GridSearch

GridSearch#

class chainladder.GridSearch(estimator, param_grid, scoring, verbose=0, error_score='raise', n_jobs=None)[source]#

Exhaustive search over specified parameter values for an estimator. Important members are fit, predict. GridSearchCV implements a “fit” and a “score” method. It also implements “predict”, “predict_proba”, “decision_function”, “transform” and “inverse_transform” if they are implemented in the estimator used. The parameters of the estimator used to apply these methods are optimized by cross-validated grid-search over a parameter grid.

Parameters:
estimator: estimator object.

This is assumed to implement the chainladder estimator interface.

param_grid: dict or list of dictionaries

Dictionary with parameters names (string) as keys and lists of parameter settings to try as values, or a list of such dictionaries, in which case the grids spanned by each dictionary in the list are explored. This enables searching over any sequence of parameter settings.

scoring: callable or dict of callable(s)

Should be of the form {‘name’: callable}. The callable(s) should return a single value.

verbose: integer

Controls the verbosity: the higher, the more messages.
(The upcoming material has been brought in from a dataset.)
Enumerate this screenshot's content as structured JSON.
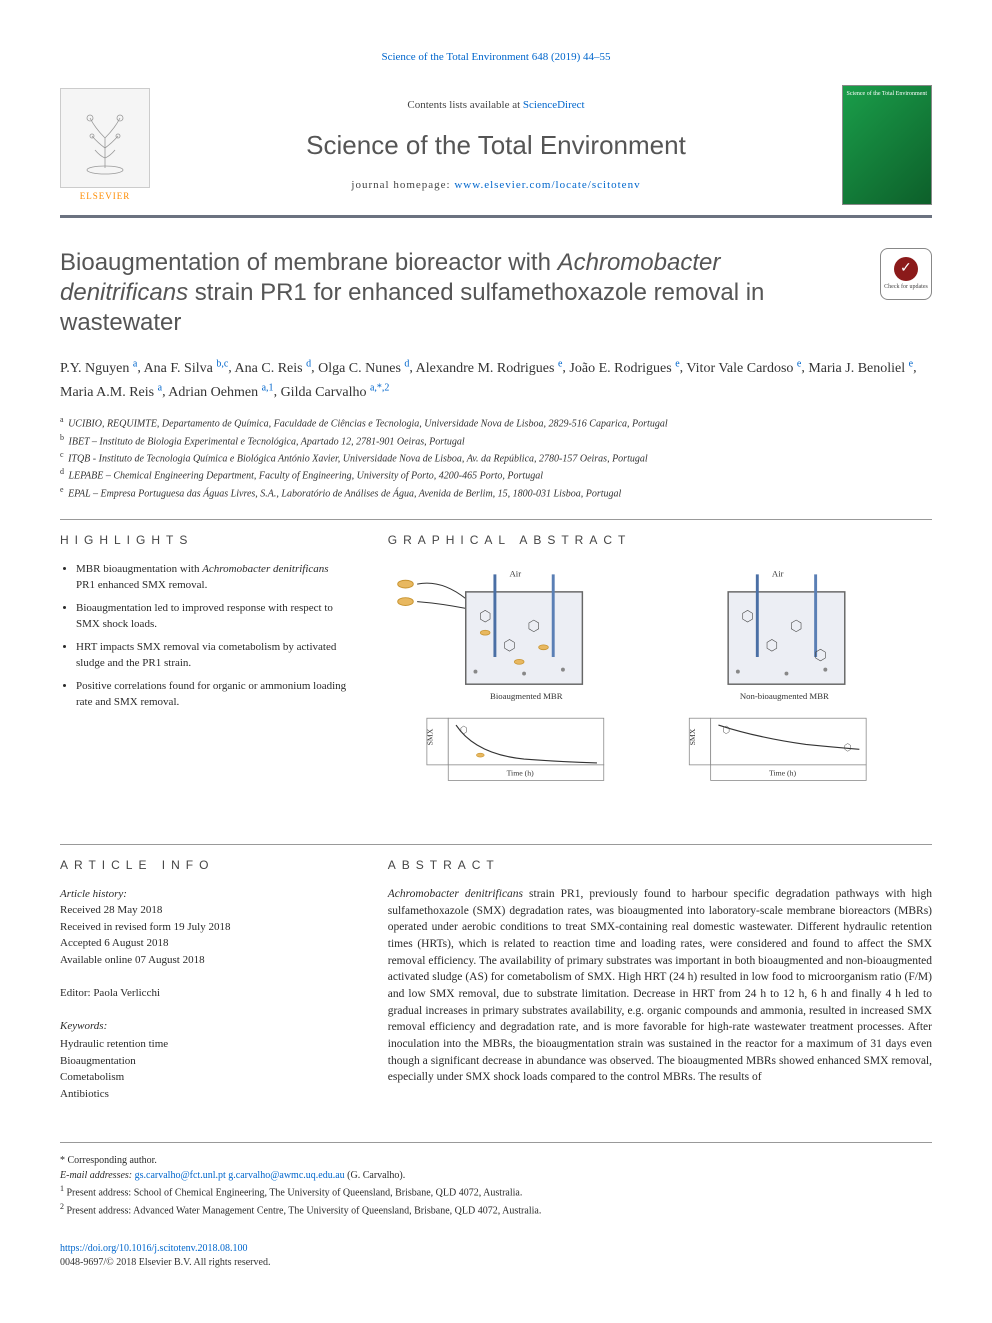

error_score: ‘raise’ or numeric

Value to assign to the score if an error occurs in estimator fitting. If set to ‘raise’, the error is raised. If a numeric value is given, FitFailedWarning is raised. This parameter does not affect the refit step, which will always raise the error. Default is ‘raise’ but from version 0.22 it will change to np.nan.

n_jobs: int, default=None

The number of jobs to use for the computation. This will only provide speedup for n_targets > 1 and sufficient large problems. None means 1 unless in a joblib.parallel_backend context. -1 means using all processors. See Glossary for more details.

Attributes:
results_: DataFrame

A DataFrame with each param_grid key as a column and the scoring score as the last column

Examples

Suppose an actuary reserving the industry medical malpractice line wants to see how the choice between simple and volume-weighted averaging affects the fitted development pattern. GridSearch fits one pipeline per candidate in param_grid, and the scoring callables can record any fitted attribute, such as the full vector of ldf_ by development age.
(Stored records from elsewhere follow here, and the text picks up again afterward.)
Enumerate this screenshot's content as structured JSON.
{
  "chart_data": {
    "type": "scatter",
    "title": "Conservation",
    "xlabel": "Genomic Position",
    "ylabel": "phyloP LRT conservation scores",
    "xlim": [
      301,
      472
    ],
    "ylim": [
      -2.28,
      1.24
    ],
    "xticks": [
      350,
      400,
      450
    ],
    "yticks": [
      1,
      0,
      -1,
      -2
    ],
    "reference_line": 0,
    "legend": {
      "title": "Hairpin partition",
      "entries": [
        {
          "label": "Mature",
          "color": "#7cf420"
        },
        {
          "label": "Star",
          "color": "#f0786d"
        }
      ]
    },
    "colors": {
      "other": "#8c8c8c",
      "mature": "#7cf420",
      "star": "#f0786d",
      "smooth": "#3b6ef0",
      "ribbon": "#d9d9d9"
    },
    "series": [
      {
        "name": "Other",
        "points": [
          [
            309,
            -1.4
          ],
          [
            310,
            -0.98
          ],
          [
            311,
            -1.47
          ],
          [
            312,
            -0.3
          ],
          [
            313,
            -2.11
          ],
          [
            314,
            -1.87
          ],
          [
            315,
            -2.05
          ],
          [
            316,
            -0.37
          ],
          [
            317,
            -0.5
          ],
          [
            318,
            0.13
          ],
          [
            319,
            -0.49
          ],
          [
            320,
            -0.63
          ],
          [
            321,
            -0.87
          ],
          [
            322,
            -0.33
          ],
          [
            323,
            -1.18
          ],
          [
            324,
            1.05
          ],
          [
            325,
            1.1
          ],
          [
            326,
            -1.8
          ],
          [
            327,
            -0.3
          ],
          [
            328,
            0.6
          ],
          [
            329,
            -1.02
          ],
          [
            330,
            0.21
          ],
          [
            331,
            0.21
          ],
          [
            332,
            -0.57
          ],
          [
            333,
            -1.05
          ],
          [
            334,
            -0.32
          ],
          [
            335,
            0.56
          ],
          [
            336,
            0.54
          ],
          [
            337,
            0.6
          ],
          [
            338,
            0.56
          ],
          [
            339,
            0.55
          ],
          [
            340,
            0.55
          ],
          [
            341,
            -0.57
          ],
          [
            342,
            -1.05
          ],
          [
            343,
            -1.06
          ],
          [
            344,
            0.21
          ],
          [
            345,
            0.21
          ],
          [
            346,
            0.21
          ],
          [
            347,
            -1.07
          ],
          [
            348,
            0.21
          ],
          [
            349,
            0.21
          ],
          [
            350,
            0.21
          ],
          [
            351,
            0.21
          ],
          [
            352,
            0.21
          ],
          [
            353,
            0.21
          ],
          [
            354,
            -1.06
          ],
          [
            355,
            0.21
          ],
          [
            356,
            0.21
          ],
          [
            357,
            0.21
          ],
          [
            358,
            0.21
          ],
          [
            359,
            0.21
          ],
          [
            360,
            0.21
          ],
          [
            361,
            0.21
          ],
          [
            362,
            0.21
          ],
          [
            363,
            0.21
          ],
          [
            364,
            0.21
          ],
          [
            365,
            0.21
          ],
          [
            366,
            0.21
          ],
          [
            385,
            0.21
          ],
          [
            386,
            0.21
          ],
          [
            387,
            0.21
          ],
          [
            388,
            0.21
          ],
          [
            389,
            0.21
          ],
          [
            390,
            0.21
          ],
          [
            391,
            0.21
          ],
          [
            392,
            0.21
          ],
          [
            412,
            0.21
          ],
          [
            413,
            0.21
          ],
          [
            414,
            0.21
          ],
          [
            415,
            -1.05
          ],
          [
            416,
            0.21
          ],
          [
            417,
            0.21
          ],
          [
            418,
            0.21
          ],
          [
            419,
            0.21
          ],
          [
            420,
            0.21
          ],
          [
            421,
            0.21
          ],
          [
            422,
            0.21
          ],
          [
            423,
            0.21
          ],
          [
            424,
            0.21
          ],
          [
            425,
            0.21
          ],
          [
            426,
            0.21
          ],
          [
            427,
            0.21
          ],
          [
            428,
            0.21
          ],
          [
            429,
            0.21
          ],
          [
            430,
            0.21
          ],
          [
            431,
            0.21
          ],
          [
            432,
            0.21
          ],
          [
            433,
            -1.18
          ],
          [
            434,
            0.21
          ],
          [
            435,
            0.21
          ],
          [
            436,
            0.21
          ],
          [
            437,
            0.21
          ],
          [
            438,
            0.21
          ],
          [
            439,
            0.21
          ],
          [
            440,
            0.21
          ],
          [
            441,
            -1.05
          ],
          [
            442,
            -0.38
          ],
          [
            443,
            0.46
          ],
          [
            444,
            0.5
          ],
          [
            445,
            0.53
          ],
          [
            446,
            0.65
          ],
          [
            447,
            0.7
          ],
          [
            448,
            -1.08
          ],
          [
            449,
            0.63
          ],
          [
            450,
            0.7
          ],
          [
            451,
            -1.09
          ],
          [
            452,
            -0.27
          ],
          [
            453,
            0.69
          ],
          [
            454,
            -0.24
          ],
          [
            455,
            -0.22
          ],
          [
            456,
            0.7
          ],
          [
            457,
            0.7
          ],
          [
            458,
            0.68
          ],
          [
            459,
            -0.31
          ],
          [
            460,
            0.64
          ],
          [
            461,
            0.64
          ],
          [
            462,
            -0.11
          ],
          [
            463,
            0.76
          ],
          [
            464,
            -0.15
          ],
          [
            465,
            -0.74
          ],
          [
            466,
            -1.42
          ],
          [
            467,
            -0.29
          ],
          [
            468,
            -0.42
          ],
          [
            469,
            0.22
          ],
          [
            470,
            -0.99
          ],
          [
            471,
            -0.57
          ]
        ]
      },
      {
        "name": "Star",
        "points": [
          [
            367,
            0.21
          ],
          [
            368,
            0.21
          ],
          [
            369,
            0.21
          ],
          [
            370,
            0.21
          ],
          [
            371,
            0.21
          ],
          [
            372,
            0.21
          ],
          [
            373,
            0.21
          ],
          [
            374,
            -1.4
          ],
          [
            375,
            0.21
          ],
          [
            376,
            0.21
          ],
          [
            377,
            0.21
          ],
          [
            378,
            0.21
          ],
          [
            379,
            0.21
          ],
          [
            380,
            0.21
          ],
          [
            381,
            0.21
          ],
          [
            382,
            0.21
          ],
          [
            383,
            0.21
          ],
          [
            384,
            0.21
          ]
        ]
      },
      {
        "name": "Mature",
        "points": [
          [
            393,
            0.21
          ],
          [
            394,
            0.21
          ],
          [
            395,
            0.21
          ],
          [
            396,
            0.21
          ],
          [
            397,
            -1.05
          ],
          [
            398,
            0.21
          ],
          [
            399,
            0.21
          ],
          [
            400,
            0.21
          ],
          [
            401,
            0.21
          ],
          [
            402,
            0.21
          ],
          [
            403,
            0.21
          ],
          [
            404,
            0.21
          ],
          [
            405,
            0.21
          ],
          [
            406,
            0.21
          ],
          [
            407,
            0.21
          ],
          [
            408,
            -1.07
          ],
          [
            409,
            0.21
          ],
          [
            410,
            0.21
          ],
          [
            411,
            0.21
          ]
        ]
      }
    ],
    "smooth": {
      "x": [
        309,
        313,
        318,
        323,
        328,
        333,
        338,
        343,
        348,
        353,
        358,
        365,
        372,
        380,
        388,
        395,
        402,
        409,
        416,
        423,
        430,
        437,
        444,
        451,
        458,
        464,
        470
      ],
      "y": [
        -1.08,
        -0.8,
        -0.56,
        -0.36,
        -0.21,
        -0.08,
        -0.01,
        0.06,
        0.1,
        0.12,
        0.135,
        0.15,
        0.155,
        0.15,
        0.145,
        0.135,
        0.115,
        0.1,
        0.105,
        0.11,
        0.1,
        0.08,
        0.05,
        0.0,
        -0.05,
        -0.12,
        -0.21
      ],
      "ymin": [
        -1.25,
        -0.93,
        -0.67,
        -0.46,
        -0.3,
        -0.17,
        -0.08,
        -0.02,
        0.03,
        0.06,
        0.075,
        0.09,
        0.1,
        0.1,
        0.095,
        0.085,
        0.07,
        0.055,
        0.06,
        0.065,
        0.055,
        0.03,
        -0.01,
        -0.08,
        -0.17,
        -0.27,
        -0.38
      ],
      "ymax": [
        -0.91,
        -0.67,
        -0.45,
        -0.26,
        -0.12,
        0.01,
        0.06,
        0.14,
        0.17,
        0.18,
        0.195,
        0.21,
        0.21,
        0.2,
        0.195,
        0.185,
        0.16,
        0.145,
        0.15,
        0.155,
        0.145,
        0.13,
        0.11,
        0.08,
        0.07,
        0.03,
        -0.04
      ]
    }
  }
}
clrd = cl.load_sample("clrd")
medmal = clrd.groupby("LOB").sum().loc["medmal"]["CumPaidLoss"]
pipe = cl.Pipeline(
    [("dev", cl.Development()), ("cl", cl.Chainladder())]
)
param_grid = {"dev__average": ["simple", "volume"]}

def ldf_by_age(model):
    ldf = model.named_steps.dev.ldf_
    return ldf.values[0, 0, 0, :].round(3).tolist()

grid = cl.GridSearch(
    pipe, param_grid, scoring={"ldf": ldf_by_age}, n_jobs=1
).fit(medmal)
for _, row in grid.results_.iterrows():
    print(row["dev__average"], row["ldf"])
simple [6.076, 1.976, 1.384, 1.2, 1.102, 1.068, 1.039, 1.029, 1.018]
volume [5.856, 1.963, 1.376, 1.199, 1.099, 1.067, 1.039, 1.028, 1.018]

Because both rows are loss development factors, they are directly comparable age by age. Simple averaging gives every origin year an equal vote, while volume weighting lets the origin years with the most losses dominate, and for this triangle that distinction matters most at the immature 12-24 age (6.076 versus 5.856). The two candidates converge as the line matures, so the averaging choice mainly moves the reserve carried for the most recent origin years.

fit(X, y=None, **fit_params)[source]#

Fit the model with X.

Parameters:
X: Triangle-like

Set of LDFs to which the tail will be applied.

y: Ignored
fit_params: (optional) dict of string -> object

Parameters passed to the fit method of the estimator

Returns:
self: object

Returns the instance itself.

Inherited Methods

GridSearch.get_metadata_routing

Get metadata routing of this object.

GridSearch.get_params

Get parameters for this estimator.

GridSearch.set_params

Set the parameters of this estimator.